En Birmanie, un séisme meurtrier équivalent à un « bang supersonique »

L’événement meurtrier de magnitude 7,7 pourrait être de type super-cisaillement, selon les premières analyses de sismologues européens. Un phénomène rare qui expliquerait l’importance des destructions et ses répercussions jusqu’en Thaïlande.

Plus de 3350 morts et des milliers de blessés : le séisme qui a frappé la Birmanie le 28 mars 2025 a libéré une puissance colossale en à peine 80 secondes.

D’une magnitude 7,7, cet événement retient l’attention des scientifiques car il pourrait s’agir d’un séisme à supercisaillement (« supershear » en anglais), un phénomène rare au cours duquel la rupture se propage plus vite que la vitesse des ondes sismiques elles-mêmes de façon analogue à un avion supersonique (qui dépasse la vitesse du son).

La vitesse de propagation aurait atteint 5 kilomètres par seconde
Dans le cas du séisme birman, la rupture semble avoir parcouru plus de 400 kilomètres le long de la faille de Sagaing, une faille coulissante de type décrochant déjà à l’origine de séismes dans le passé.

Pour établir l’hypothèse d’un phénomène de supercisaillement, les chercheurs se sont appuyés sur une technique appelée « rétroprojection en réseau », qui consiste à repérer l’endroit où la rupture émet la plus forte énergie sismique à chaque instant en utilisant les données d’un réseau de capteurs.

« Nous estimons très simplement la vitesse de rupture en divisant la distance entre l’épicentre et le point d’émission d’énergie par le temps écoulé depuis le début de la rupture », explique Frederik Tilmann, sismologue au GFZ de Potsdam (Allemagne). Selon les calculs, la vitesse de propagation a atteint 5 kilomètres par seconde (km/s) durant le dernier tiers de la rupture.

Or,   »les vitesses des ondes de cisaillement dans la croûte terrestre sont inférieures à 3,8 km/s, et certainement inférieures à 4 km/s. 5 km/s est donc clairement au-dessus  », insiste-t-il. Ces travaux préliminaires ont été menés par Felipe Vera, doctorant au GFZ, et s’appuient sur une méthodologie récemment publiée dans le Journal of Geophysical Research: Solid Earth.

Une énergie comprimée, des dégâts étendus
Pourquoi ces séismes sont-ils redoutés ?

Parce qu’ils concentrent l’énergie sismique dans une onde très localisée, un peu à la manière d’un bang supersonique : « Pour les événements normaux (sous-cisaillement), quel que soit l’endroit où se trouve l’observateur, les ondes émises au début de la rupture arrivent en premier, et celles émises à la fin de la rupture arrivent en dernier.
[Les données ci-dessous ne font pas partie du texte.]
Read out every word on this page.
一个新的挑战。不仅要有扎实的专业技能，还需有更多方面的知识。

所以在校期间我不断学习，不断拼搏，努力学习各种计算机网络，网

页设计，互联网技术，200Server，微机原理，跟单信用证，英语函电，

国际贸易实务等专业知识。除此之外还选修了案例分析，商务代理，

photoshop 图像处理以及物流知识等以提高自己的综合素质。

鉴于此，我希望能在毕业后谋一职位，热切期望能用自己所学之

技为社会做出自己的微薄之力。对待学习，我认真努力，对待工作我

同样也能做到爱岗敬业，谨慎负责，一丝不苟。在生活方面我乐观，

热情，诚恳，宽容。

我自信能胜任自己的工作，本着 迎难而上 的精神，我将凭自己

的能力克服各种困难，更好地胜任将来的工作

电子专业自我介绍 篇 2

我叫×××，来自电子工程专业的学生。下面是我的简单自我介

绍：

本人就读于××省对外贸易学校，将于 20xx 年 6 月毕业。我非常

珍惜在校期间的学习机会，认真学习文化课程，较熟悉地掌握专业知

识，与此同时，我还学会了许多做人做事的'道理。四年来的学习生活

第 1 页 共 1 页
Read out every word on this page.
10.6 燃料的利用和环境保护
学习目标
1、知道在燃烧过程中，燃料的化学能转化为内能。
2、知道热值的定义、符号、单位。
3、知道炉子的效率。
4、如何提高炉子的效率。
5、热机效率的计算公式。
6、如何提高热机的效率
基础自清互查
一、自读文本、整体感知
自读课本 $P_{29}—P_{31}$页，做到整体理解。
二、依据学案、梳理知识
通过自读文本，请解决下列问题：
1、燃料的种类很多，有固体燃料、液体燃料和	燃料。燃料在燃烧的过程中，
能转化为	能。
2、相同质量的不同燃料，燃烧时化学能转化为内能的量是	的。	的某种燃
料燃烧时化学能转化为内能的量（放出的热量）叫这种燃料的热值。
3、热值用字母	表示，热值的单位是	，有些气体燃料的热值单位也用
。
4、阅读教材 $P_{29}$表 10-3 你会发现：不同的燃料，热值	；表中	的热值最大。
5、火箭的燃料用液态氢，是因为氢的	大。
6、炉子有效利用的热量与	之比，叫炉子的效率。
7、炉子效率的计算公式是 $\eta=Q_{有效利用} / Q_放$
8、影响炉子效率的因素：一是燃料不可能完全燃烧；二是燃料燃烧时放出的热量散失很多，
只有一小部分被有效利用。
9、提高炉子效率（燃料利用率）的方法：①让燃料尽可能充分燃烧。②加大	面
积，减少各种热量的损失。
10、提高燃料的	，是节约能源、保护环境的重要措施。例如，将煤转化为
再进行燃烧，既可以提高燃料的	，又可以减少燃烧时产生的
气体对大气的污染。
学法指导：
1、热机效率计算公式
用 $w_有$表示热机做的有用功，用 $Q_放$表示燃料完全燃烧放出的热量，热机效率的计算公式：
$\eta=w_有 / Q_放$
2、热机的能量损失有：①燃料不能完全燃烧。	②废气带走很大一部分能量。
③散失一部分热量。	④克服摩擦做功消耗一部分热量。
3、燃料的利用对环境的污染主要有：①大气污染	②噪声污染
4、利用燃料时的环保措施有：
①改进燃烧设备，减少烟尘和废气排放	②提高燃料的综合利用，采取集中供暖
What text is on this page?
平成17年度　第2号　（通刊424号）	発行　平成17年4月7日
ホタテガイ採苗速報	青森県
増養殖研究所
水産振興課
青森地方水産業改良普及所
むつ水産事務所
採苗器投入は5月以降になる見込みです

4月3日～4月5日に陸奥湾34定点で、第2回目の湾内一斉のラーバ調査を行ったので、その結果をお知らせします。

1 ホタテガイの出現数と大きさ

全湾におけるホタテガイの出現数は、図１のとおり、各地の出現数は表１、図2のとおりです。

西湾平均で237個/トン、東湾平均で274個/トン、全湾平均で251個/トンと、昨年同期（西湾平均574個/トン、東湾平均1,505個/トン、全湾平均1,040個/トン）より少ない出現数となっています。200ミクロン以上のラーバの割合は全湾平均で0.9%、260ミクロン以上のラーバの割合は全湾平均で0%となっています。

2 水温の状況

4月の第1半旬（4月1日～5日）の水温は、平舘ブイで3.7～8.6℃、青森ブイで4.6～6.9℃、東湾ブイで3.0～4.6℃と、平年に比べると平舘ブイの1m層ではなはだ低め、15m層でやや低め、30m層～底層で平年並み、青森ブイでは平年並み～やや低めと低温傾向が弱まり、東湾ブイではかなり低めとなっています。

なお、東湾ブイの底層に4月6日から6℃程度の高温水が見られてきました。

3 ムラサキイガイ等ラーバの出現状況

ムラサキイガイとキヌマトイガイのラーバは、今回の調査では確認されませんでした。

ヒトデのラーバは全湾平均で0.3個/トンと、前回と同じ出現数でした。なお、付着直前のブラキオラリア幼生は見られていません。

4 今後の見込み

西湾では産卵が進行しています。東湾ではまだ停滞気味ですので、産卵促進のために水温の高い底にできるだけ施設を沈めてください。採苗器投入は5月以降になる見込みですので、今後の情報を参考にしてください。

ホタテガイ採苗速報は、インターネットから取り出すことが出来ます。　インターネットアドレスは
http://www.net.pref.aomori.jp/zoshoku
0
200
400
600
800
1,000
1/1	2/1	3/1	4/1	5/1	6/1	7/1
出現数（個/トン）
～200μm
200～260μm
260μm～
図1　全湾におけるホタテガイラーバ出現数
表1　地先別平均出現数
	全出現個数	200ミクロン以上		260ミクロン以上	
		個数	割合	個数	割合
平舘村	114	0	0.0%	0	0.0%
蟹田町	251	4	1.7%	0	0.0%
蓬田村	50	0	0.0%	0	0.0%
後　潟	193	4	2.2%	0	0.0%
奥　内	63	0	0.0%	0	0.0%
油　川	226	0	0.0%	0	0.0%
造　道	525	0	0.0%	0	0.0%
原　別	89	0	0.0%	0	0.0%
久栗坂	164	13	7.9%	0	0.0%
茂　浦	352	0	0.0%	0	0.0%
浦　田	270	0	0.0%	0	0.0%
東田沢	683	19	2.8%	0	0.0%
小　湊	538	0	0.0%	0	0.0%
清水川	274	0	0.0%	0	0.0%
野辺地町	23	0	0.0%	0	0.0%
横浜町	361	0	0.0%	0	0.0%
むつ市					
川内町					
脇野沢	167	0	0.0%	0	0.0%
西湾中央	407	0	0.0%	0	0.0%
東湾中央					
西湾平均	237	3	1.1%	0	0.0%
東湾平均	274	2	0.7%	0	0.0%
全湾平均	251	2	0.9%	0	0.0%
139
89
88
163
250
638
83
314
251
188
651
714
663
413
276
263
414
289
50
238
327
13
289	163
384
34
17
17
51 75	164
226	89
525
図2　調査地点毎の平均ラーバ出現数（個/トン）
Mais lorsque la vitesse de propagation de la rupture atteint ou dépasse la vitesse de l’onde de cisaillement, les ondes de cisaillement émises par la faille ne peuvent suivre la propagation de la rupture, explique le sismologue. Un observateur placé sur la trajectoire de la faille reçoit alors toutes les ondes émises (sur 80 secondes de rupture) en un temps très court.

Cela se traduit par des secousses plus violentes ».

C’est ce qui pourrait expliquer que ce séisme particulier a engendré des dégâts importants, et ce même à des distances plus lointaines qu’habituellement, comme l’effondrement d’un immeuble en construction à Bangkok, une ville située à 1000 kilomètres de l’épicentre. Un article, publié en 2010 dans la revue Tectonophysics, identifiait déjà la faille de Sagaing comme candidate probable à ce type de séisme.

« Ainsi cet évènement n’est pas totalement une surprise », ajoute Frederik Tilmann.

Néanmoins, les modèles sismiques actuels ne prennent pas toujours en compte l’aléa dû aux failles identifiées comme susceptibles d’être à l’origine de ruptures de supercisaillement.

Car les scientifiques n’ont pas encore réussi à mettre au point des simulations suffisamment efficientes.

Les résultats présentés par le chercheur sont encore préliminaires et, dans les prochains jours, de nouvelles données permettront sans doute de mieux caractériser cet évènement.